P54     Evaluation of weather research and forecasting model's physical parameterizations for regional climate studies over Southern Ontario

 

Kamal, Mostofa, University of Waterloo, Candad, John C. Lin, University of Utah

 

In this study, the Weather Research and Forecasting (WRF) Model is used as a nested regional climate model to investigate the sensitivity of total precipitation, daily maximum, minimum, and mean temperature on physical parameterization schemes. The main objective is to identify the optimal choice of physical parameterizations for WRF over Southern Ontario region.
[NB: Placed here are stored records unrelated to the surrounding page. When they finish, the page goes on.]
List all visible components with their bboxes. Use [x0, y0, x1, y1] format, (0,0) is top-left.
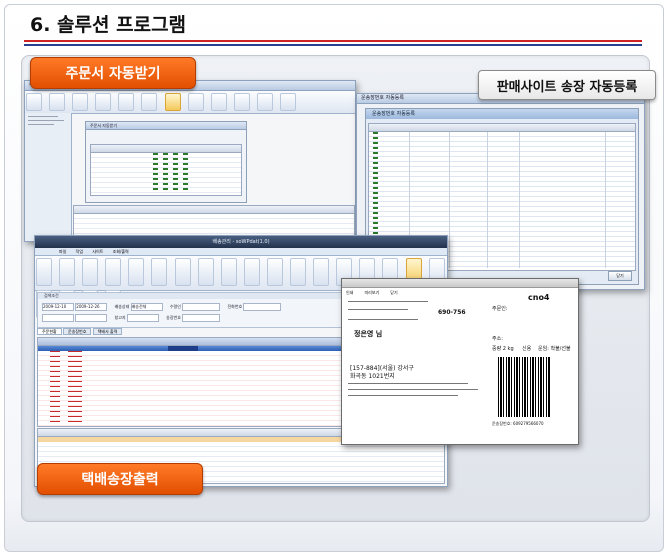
ribbon-button[interactable] — [220, 258, 237, 286]
invoice-barcode — [498, 357, 550, 417]
ribbon-button[interactable] — [210, 93, 227, 111]
order-inner-dialog-title: 주문서 자동받기 — [86, 122, 246, 130]
phone-input[interactable] — [243, 303, 282, 311]
ribbon-button[interactable] — [266, 258, 283, 286]
ribbon-button[interactable] — [72, 93, 89, 111]
invoice-inner-title: 운송장번호 자동등록 — [366, 109, 638, 119]
label-preview-toolbar: 인쇄 미리보기 닫기 — [342, 279, 578, 295]
main-window-titlebar: 배송관리 - soWPdat(1.0) — [35, 236, 447, 248]
tab-print[interactable]: 조회/출력 — [113, 249, 129, 254]
tab-work[interactable]: 작업 — [76, 249, 83, 254]
order-inner-dialog: 주문서 자동받기 — [85, 121, 247, 203]
invoice-number: 운송장번호: 609279566070 — [492, 421, 544, 426]
tab-site[interactable]: 사이트 — [92, 249, 103, 254]
postal-code: 690-756 — [438, 309, 466, 316]
order-window-ribbon — [25, 91, 355, 114]
ribbon-button-active[interactable] — [164, 93, 181, 111]
badge-order-receive: 주문서 자동받기 — [30, 57, 196, 89]
ribbon-button[interactable] — [59, 258, 76, 286]
ribbon-button[interactable] — [233, 93, 250, 111]
badge-invoice-register: 판매사이트 송장 자동등록 — [478, 70, 656, 100]
ribbon-button[interactable] — [197, 258, 214, 286]
date-to-input[interactable]: 2009-12-26 — [75, 303, 108, 311]
filter-select[interactable] — [42, 314, 74, 322]
ribbon-button[interactable] — [187, 93, 204, 111]
site-select[interactable]: 배송전체 — [130, 303, 163, 311]
payment-text: 신용 — [522, 346, 532, 352]
tab-invoice-number[interactable]: 운송장번호 — [63, 328, 92, 335]
ribbon-button[interactable] — [313, 258, 330, 286]
site-label: 배송상태 — [114, 304, 130, 309]
preview-button[interactable]: 미리보기 — [364, 290, 379, 295]
invoice-label: 송장번호 — [166, 315, 181, 320]
fee-text: 운임: 착불/선불 — [538, 346, 571, 352]
ribbon-button[interactable] — [26, 93, 42, 111]
receiver-name: 정은영 님 — [354, 330, 383, 338]
ribbon-button[interactable] — [95, 93, 112, 111]
ribbon-button[interactable] — [256, 93, 273, 111]
courier-logo: cno4 — [528, 293, 550, 302]
receiver-input[interactable] — [182, 303, 221, 311]
ribbon-button[interactable] — [49, 93, 66, 111]
address-line-2: 화곡동 1021번지 — [350, 373, 395, 380]
ribbon-button[interactable] — [290, 258, 307, 286]
ribbon-button[interactable] — [118, 93, 135, 111]
title-rule-blue — [24, 44, 642, 46]
weight-text: 중량 2 kg — [492, 346, 514, 352]
grid-tab-strip: 주문현황 운송장번호 택배사 출력 — [37, 328, 123, 335]
sender-title: 주문인: — [492, 306, 508, 312]
ribbon-button[interactable] — [82, 258, 99, 286]
ribbon-button[interactable] — [243, 258, 260, 286]
phone-label: 전화번호 — [227, 304, 243, 309]
receiver-label: 수령인 — [169, 304, 181, 309]
ribbon-button[interactable] — [151, 258, 168, 286]
ribbon-button[interactable] — [128, 258, 145, 286]
date-from-input[interactable]: 2009-12-10 — [42, 303, 74, 311]
ribbon-button[interactable] — [36, 258, 52, 286]
ribbon-button[interactable] — [141, 93, 158, 111]
ribbon-button[interactable] — [105, 258, 122, 286]
filter-select[interactable] — [75, 314, 108, 322]
page-title: 6. 솔루션 프로그램 — [30, 14, 187, 36]
print-button[interactable]: 인쇄 — [346, 290, 353, 295]
order-receive-window: 주문서 자동받기 주문서 자동받기 — [24, 80, 356, 242]
invoice-input[interactable] — [182, 314, 221, 322]
ribbon-button[interactable] — [174, 258, 191, 286]
warehouse-select[interactable] — [126, 314, 159, 322]
tab-courier-print[interactable]: 택배사 출력 — [92, 328, 123, 335]
badge-courier-print: 택배송장출력 — [37, 463, 203, 495]
address-label: 주소: — [492, 336, 503, 342]
tab-file[interactable]: 파일 — [59, 249, 66, 254]
warehouse-label: 창고지 — [114, 315, 126, 320]
courier-label-preview: 인쇄 미리보기 닫기 cno4 690-756 주문인: 정은영 님 주소: 중… — [341, 278, 579, 445]
main-window-tabs: 파일 작업 사이트 조회/출력 — [35, 248, 447, 256]
order-inner-grid — [90, 144, 242, 196]
tab-order-status[interactable]: 주문현황 — [37, 328, 62, 335]
ribbon-button[interactable] — [280, 93, 297, 111]
order-window-sidebar — [25, 113, 72, 241]
invoice-close-button[interactable]: 닫기 — [608, 271, 632, 281]
title-rule-red — [24, 40, 642, 42]
close-button[interactable]: 닫기 — [390, 290, 397, 295]
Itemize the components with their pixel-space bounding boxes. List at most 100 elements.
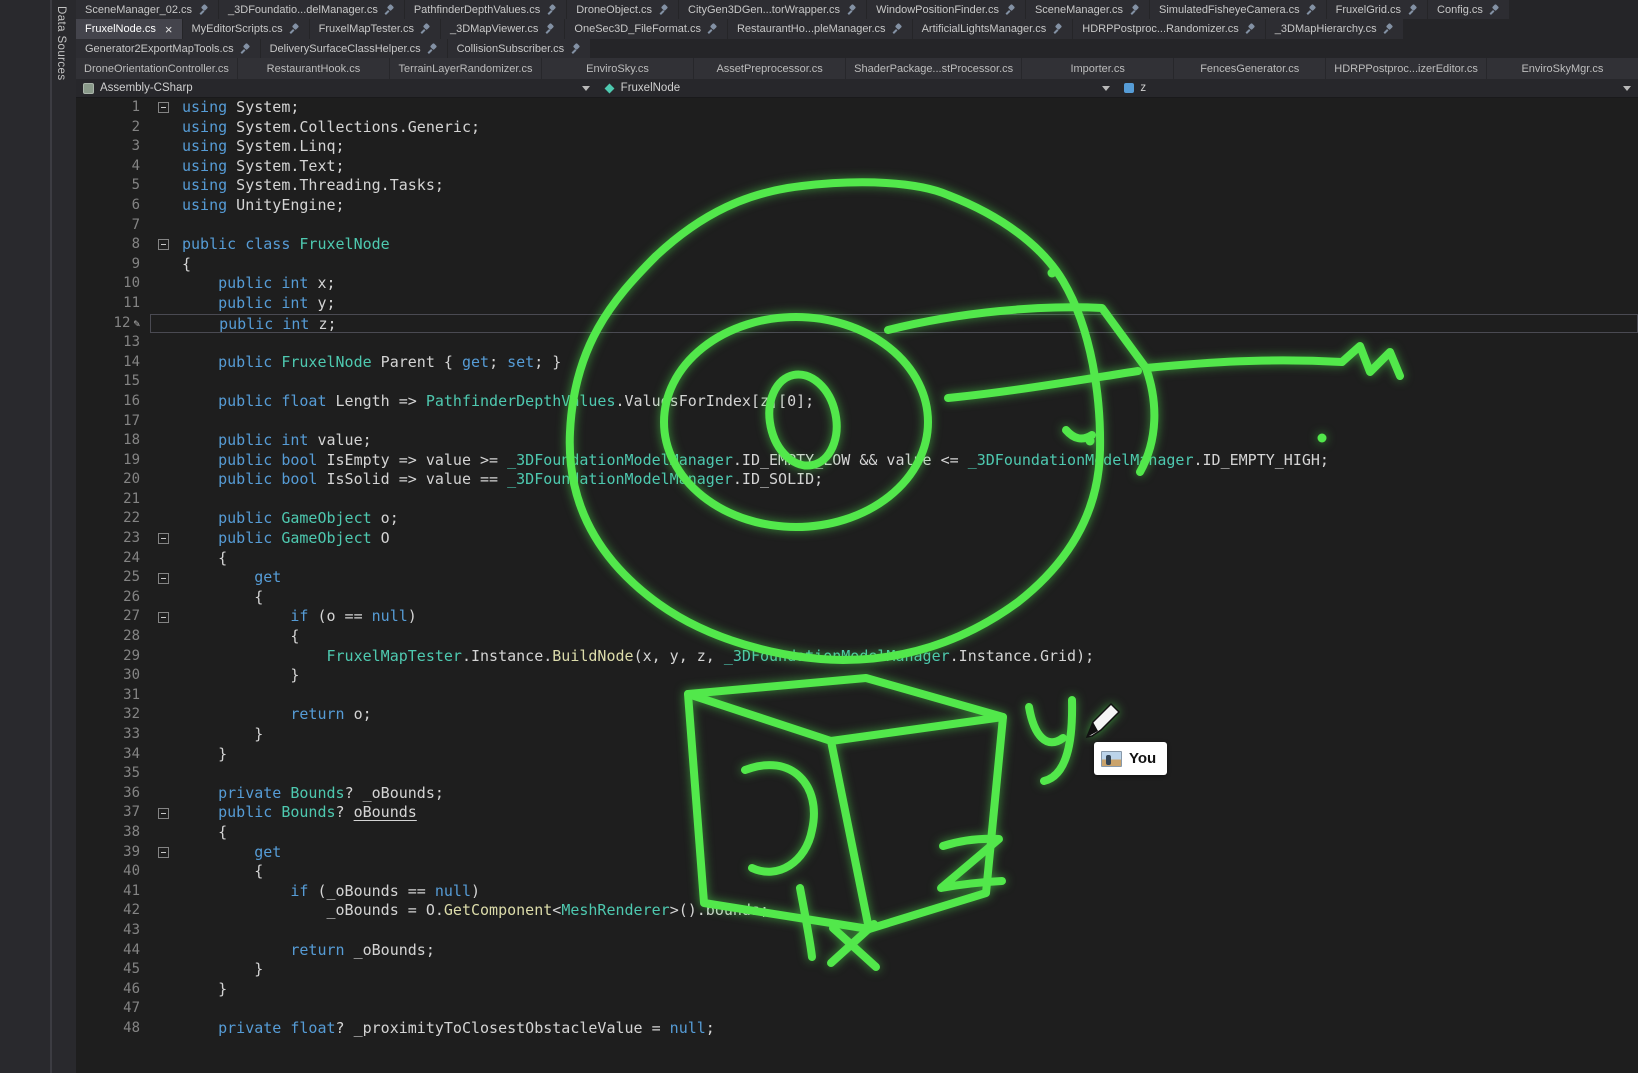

Two sets of twelve off-line configurations were simulated for the month of January and July 2002, and compared against DAYMET gridded observations. Simulated precipitation shows overestimation in July but underestimation in January, and more sensitive to the selection of convective and PBL parameterizations. Moreover, WRF performs poorly while simulating extreme precipitation. In case of surface air temperature, model captured spatial heterogeneity well; however, the magnitude is systematically underestimated. The underestimation is higher in January and lower in July. WRF underestimates the daily minimum temperature while overestimates maximum temperature. Temperature is most sensitive to PBL schemes followed by Microphysics. Taylor diagram analysis shows that WRF precipitation and temperature are in good agreement with the DAYMET observations with correlation coefficient 0.6~0.8 and >0.9, respectively. These results indicate that optimum selection of parameterization combinations are thus indispensable before configuring WRF for a regional climate change assessment.